Dün Kilis’e gittim.
Çocukluk ve ilk gençlik yıllarımın geçtiği antik kente.
Uzunca bir süredir gidemiyordum.
Özlemişim…
Değerli dostum Vakıf Gücer ile birlikteydik.
Bir işi varmış, birlikte gidiverdik.
Vakıf ile “mahalle uşağı”yız.
Çocukluk yıllarımızın geçtiği “ayınönü”nü turalarken, yüreğim pırpır etti.
“Ayınönü” semtin adı.
Mollahamit Mahallesi’nde bir semt.
“Ayn” Farsçada göz demek.
Dilimizde yozlaşarak “ayın” olmuş.
“Ayınönü Kasteli”nin bir söbeği, bir curunu, bir yalağı vardı.
Hiçbiri kalmamış.
“Ayınönü Kasteli”inin, modern bir görüntü uğruna antik dokusu bozulmuş.
Yine de en güzel yanı, tümü taştan yapılmış söbeğini, curununu, yalağını yok etmişler ama duvarındaki yazıtı yok edememişler.
Yazıt (kitabe) hala yerli yerinde duruyor.
Tarih, bir şeyleri yok etmemize göz yummuş ancak bir yere kadar.
Sıra yazıta gelince, sanki bir koruyucusu varmış gibi kimse dokunamamış.

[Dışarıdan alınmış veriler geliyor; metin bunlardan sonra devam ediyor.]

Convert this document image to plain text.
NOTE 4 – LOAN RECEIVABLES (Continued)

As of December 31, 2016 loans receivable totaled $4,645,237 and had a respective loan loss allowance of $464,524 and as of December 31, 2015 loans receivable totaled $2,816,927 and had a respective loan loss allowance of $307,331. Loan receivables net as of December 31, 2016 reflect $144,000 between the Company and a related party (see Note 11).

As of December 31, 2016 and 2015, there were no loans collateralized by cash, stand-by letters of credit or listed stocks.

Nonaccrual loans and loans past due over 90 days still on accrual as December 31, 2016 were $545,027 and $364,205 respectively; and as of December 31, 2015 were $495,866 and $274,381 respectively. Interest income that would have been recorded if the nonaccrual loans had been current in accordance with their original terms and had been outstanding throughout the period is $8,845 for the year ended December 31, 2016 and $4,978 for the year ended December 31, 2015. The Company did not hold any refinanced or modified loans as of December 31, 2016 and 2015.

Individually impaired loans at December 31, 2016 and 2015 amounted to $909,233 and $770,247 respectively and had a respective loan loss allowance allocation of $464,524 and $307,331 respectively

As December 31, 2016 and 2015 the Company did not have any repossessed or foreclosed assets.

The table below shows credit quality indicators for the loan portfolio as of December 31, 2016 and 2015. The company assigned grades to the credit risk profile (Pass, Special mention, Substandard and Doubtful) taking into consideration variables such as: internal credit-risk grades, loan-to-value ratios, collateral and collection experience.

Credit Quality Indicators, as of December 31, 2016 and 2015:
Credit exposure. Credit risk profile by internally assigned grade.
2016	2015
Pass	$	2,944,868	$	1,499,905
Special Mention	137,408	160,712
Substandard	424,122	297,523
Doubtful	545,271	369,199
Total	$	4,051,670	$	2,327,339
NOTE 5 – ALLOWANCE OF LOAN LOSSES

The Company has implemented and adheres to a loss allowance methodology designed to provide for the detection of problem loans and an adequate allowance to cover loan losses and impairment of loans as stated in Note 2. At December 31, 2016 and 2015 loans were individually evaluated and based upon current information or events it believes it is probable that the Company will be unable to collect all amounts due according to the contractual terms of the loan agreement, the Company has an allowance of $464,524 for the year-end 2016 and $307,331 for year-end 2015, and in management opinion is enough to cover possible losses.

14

Kilis Kültür Derneği Başkanı sevgili Muhlis Salihoğlu’na da uğrayıp Gaziantep’e dönerken, Vakıf Gücer, Şekerci Necati’ye girerek bir paket “zahter” aldı.
Unutanlar ve bilmeyenler için anımsatayım; “zahter” kekik, küncü (susam), kudama (leblebi) ve çeşitli baharatların karışımıyla yapılan, Kilis’e özgü bir kahvaltılık.
İlkin ekmeği halis zeytinyağına bandıktan sonra, bu “zahter”e batırıp yersiniz.
Tadına doyum olmaz.
Şimdilerde yöremizde marketlerde satılıyor ancak rahmetli ninemin dirhem dirhem ölçülü yaptığı “zahter” yok artık.
Fabrikasyon zahterle yetiniyoruz işte…
Kilis’ten dönerken, Binevler Semti’ndeki balıkçı Doğan Usta’nın yerinde bizi bekleyenler olduğunu öğreniyoruz.
Sevgili Babür, Davut ve Babaiban oturmuş demleniyorlar.
Barbunla bir iki kadeh de ben içiyorum.
Sevgili Vakıf’ın namaz vakti geliyor.
Tam kalkacakken “küçük tosbağa” Mennan düşüyor aramıza.
Biraz daha oturmak durumunda kalıyoruz.
Ve kalkıyoruz…
Doğru evlerimize.
Aylardır gitmiyordum, Kilis’i özlemişim.
Biraz özlem giderdim.
Bir süre yeter bana.
Güzel yurdumun çeşitli yörelerine yerleşen Kilis’li dostlarımı düşündüm;
Onlar pek uzaklarda olduklarından, bir gün içinde bunu yapamayacaklarını bildiğim için, onların yerine de Kilis’i dolaştım birazcık.
Sınıra sıkışıp kalmış Kilis’i…
Bir süre için rahatladım ve ferahladım.